The Professional Basketball League of America (1947–1948) was a basketball league in the United States that was started in 1947 in response to the tremendous upsurge in interest in basketball in the era immediately following World War II. The organization was underfunded compared to its competitors—the Basketball Association of America, the National Basketball League, and even the American Basketball League; there was simply not room in the marketplace for four major professional basketball leagues. The PBLA folded without completing its only season.
Miffed because he had been rebuffed in his attempt to become NBL president, Chicago industrialist Maurice White pulled his champion Gears out of the NBL to form the basis of his own league.

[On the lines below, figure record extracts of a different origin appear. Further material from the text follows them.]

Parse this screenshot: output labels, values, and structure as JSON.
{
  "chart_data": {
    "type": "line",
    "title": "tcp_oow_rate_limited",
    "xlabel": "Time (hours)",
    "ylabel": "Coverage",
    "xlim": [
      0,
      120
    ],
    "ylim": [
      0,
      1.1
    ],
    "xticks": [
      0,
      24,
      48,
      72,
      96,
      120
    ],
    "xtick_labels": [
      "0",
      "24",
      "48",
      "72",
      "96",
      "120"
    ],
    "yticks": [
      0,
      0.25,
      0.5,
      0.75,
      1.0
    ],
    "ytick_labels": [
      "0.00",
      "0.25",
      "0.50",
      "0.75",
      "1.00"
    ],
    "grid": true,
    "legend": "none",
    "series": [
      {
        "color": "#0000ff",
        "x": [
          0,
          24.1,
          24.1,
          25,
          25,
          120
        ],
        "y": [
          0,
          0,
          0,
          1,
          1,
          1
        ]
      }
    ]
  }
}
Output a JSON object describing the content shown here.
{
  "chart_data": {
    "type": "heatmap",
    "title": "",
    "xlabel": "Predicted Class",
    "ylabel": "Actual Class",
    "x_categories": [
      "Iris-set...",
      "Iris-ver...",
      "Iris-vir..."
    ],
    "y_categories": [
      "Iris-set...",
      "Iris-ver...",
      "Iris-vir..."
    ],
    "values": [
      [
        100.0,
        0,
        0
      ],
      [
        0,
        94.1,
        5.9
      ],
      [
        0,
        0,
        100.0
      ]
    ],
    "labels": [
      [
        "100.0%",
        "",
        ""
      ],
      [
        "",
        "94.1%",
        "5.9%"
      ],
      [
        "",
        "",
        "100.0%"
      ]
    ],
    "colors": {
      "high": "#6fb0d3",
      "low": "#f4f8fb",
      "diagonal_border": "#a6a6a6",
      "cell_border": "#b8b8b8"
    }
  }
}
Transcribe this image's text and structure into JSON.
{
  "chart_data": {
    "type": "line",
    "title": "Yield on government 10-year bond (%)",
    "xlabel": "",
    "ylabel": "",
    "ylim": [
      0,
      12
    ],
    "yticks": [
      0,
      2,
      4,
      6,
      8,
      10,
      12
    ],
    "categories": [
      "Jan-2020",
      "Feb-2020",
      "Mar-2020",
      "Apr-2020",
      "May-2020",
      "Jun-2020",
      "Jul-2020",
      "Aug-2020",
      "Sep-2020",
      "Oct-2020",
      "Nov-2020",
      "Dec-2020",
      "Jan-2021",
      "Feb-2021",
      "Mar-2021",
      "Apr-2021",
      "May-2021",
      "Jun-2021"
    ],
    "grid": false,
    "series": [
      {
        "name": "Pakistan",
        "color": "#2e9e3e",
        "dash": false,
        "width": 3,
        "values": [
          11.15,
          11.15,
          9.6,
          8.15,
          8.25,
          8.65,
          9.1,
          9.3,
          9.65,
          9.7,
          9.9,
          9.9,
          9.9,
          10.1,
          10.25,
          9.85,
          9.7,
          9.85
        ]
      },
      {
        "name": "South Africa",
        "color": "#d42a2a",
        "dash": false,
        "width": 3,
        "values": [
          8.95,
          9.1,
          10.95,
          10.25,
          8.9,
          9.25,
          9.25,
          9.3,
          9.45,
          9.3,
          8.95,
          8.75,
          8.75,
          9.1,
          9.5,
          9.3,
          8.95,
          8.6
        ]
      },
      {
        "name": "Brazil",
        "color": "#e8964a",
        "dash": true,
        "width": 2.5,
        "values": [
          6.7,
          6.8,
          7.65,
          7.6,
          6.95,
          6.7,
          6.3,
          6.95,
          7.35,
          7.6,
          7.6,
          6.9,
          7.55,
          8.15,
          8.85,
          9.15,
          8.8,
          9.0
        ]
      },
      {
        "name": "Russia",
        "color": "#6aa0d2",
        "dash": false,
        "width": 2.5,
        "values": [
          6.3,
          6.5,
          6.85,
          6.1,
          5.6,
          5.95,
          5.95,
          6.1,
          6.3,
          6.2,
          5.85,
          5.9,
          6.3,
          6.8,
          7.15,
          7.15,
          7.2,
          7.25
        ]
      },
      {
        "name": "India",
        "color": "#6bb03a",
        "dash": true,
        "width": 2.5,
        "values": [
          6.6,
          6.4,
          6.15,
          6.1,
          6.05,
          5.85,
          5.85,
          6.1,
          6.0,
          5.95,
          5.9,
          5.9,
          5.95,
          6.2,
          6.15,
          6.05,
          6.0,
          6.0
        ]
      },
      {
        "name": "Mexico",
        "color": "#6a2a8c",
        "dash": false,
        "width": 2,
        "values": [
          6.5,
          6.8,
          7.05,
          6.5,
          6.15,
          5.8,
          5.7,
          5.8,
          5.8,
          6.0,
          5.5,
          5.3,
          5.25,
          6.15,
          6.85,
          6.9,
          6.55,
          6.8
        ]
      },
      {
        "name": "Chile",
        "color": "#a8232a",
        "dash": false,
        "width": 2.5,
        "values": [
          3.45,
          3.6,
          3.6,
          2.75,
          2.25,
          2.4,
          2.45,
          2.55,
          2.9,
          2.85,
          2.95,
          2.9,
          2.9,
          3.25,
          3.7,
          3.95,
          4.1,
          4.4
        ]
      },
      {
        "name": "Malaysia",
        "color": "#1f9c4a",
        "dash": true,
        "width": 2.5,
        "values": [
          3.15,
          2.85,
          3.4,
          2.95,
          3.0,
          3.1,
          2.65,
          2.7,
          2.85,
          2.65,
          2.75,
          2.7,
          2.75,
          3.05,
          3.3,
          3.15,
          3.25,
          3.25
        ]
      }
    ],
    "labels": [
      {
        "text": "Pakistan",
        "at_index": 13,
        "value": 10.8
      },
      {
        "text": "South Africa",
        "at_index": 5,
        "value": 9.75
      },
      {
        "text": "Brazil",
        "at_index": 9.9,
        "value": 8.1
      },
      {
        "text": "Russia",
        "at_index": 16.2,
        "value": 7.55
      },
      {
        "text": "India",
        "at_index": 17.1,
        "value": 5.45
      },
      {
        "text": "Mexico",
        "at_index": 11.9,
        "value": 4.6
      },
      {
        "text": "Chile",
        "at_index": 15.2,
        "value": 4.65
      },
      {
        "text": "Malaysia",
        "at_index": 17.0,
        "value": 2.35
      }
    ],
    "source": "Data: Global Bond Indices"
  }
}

The new Professional Basketball League of America consisted of sixteen teams scattered through the South and Midwest, all owned and operated by White. His representative in Grand Rapids was a young attorney by the name of Gerald Ford, who 27 years later would become president of the United States. White lured dozens of major league players from both leagues to his new venture with lucrative two-year contracts. His grand scheme collapsed, however, just three weeks into the season when it became apparent that fans had little interest in any of the teams in the league other than the powerful Chicago Gears with star attraction George Mikan. Four surviving teams (Kansas City, Oklahoma City, St. Joseph, and Springfield) would attempt to continue by creating a subset of the league called the All America Basketball Conference. The attempt lasted all but a few games.